Below is an alphabetical list of the Founding Partners working together to bring the principles of the Security2Live initiative into reality. Once the basic foundations have been laid, the Founding Partners will open invitations to supporters to who agree with our Principles to radically change the future of Digital Safety Skills, to join them.
Layer8
Layer 8 minimises the risk to businesses by developing proactive security behaviours in employees. Working with international business such as Openreach, National Grid, IG and GKN we've developed:
- Security Champions Programmes
- Online materials delivered via our Layer 8 Toolkit ® Apps
- Surveys to measure security culture maturity
- Interactive workshops
The success of our programmes have been achieved by putting conversation back into security awareness/training. Conversations are our catalyst for change. Working with Layer 8 will provide a framework to get people talking about security and therefore achieving change at the grassroots, where it matters. Click the logo to learn more about Layer8 Limited.
OutThink
OutThink brings world's first human risk protection platform. An innovative, disruptive solution, OutThink redefines security awareness. The OutThink cloud platform has been developed specifically to automate the identification and measurement of human risk. OutThink was purpose-built by CISOs and researchers from UCL and Royal Holloway, for security professionals who are looking to provide effective human risk protection for their organisations.

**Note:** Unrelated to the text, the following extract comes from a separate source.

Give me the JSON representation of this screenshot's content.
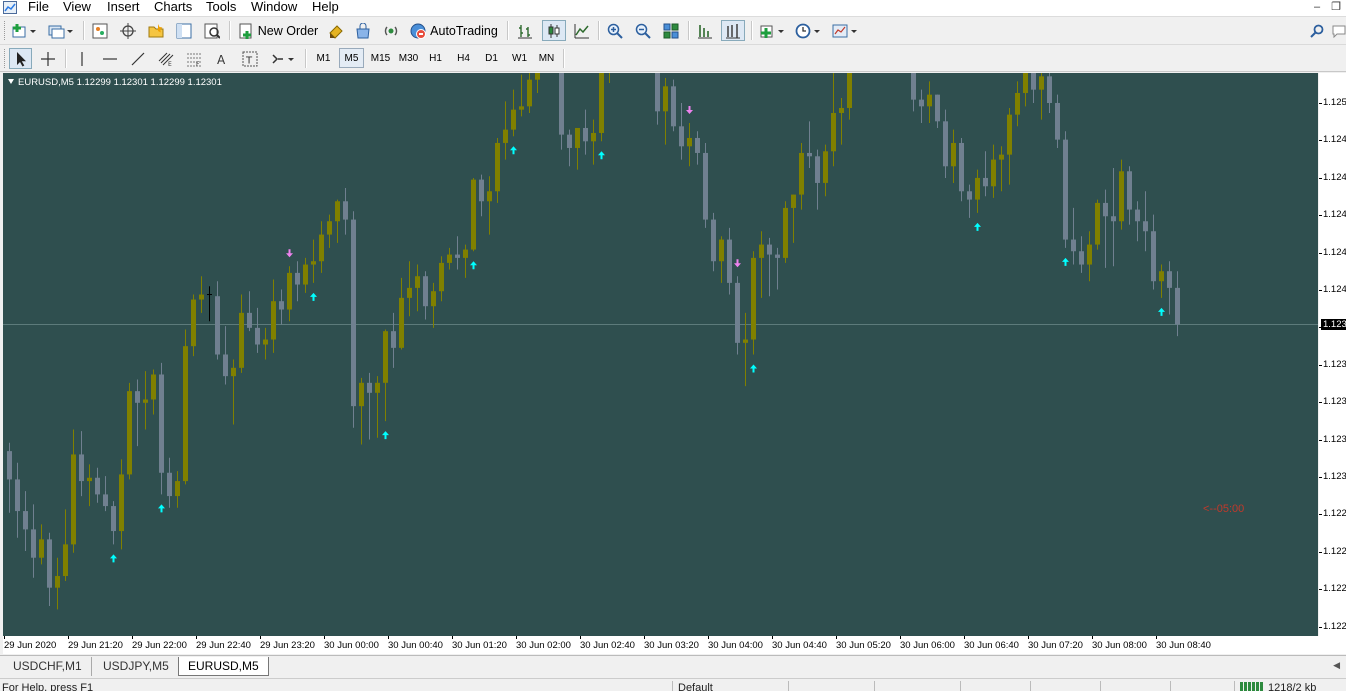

Headquartered in the City of London with development in UK, Greece and Romania, we have a global client base all of whom are served locally from offices located in Europe, Middle East and Asia Pacific. Click the logo to learn more about OutThink.
Urban IQ
Urban IQ is a management consultancy company largely working across the public sector. It has successfully managed and delivered many complex partnership projects and will provide project support for Security2Live. Urban IQ's background will also provide intelligence for Security2live to expand its provision of cyber security information and training to the public sector. Click the logo to learn more about Urban IQ.
Virtually Informed
Virtually Informed is a media company providing online Security and Privacy courses for non-IT people. It aims to democratise personal technology skills enabling people to take back control of their digital assets and devices and become the chief technology officer and chief security office of their lives, their homes and be a willing assistance to their families and friends. This site is being hosted by Virtually Informed.
Supporters
Supporters of Security2Live agree with the Founding Principles and help promote them through their networks. We have a growing number of supporters across the world actively working in fields related to people's Digital Safety Skills.
If you would like to become a support please get in touch with us using the "Contact Us" page.
"Sutcliffe & Co Insurance Brokers welcomes the launch of Security2Live which fills a much needed gap and will help educate & protect people from many cyber security risks."
Duncan Sutcliffe, Sutcliffe & Co Insurance Brokers.
"Security2Live is an excellent initiative and very much needed. IASME is keen to support the work of this project and we encourage everyone in the cyber security industry and community to get involved."
Emma Philpott, CEO, IASME Consortium.
Please note, if you have communicated your desire to become a Security2Live Supporter and do not see your details listed above, it may be because we have not yet completed our verification process for listing - please be patient with us, we will resolve this soon.